In our final mobile clinic, The Register's resident experts return to provide their opinions on the questions you've raised. Question 1: "Argggghhhh. [My biggest problem is] managing the users who keep losing their damned handsets packed full of sensitive email addresses, emails etc. We talk a lot about technology, but aren't …
You go tell the CEO's PA that you only build Red Ferraris and nobody can get a racing green Bentley
Though I'm not sure if it's due to me being in mobile already, but it all pretty much seems like common sense.
Scary to think that most employees don't (or won't) take the most basic of precautions with their handsets.
I carry round a Blackberry and a HTC TyTN and they're both locked securely with passcodes before you can do anything with the device due to the amount of sensitive data I carry around and this is data that's sensitive at a personal, not just business levels!
No. Don't even try to educate users. It does not work. Has the BOFH taught you nothing? I'm serious. There's no way to educate a person in a field they haven't got the intellectual background for or any affinity with whatsoever, such as computer security. Offer them a simple procedure to follow and use a cattleprod ie. serious consequences for the stupid luser who doesn't follow them to the letter. Offer incentives to the ones that do. Carrot and stick. Random sudden checks to see who if they have a password, if the password is strong enough and if they can enter it from memory. It is NOT possible to educate users, but it is perfectly possible to train them like dogs.
That is, if you really care about your company's informational security.
One Password to rule them all.
Do have ONE password that does everything, that way people have a "trained dog's" chance of remembering it (even a strong one). Manage changes centrally. Discard systems that can't fit in.

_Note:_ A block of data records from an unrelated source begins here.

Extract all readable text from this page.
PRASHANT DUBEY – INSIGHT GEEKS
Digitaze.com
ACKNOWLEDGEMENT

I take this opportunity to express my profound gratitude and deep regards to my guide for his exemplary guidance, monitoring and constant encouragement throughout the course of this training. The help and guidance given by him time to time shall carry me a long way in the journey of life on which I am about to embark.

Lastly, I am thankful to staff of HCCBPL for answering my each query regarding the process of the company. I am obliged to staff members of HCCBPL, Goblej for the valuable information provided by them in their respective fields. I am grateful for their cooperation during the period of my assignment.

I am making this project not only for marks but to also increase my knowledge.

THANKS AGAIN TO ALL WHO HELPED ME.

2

Do NOT have different passwords for: Desk Phone Voicemail, Mobile Phone, Blackberry, Laptop PC, Desktop PC, the other Desktop PC, each of the three different terminal services accessed from those desktops, one for the travel booking system, one for the timesheet entry system, one for the timesheet approvals system, two for the personnel appraisal system, etc... Do NOT manage changes on a per service basis with different renewal intervals.
Management is the weakest link
You can have all the procedures you want, you can educate all you want, you will never avoid the day someone at a higher level than you comes in and says "I need this" in complete violation of standards that he might have suggested himself.
I agree with all the points that the article makes, and I mostly agree with the comments that have been made as well.
But what you really need to plan for is what you will do when said managers laptop comes back from home full of viruses, smutware and other threats, and gets logged back on to your network.
And your plan needs to answer one single question : will you lock out his access until he has asked you to purge the stuff, or will you shut your mouth and deal with the hundreds of infections that will inevitably follow ?
In one case, you might well get fired if the offender is high up enough (some people simply cannot be blamed for anything). In the other, you might not get fired, but you'll certainly rack up overtime in an impressive way.
All other contingencies are Nice To Have, but ultimately it all boils down to whether or not you are powerful enough in your company to keep your network safe.
If that is not the case, a speedy exit strategy is a must.
Big Ixie is right. If the users don't have the capacity to understand it will never work. People will always try to make the system fit to them. I use passwords with sequential numbers on the end. It's wrong, I know that, but the system accepts it and it's easy to remember. Synchronising those passwords across 6 systems is hard at the beginning of each month but I do it to make life easy.
How many times have you asked for a user ID over the phone and been told the ID and password? It's a massive change in the way people think. Currently they don't really understand the difference between them, or do I need to ask the question differently?
So education alone won't work. You need to make it very very easy and very much in the users interest to be secure. That is the challenge. The biggest challenge facing computer security today. If anyone knows the answer please post.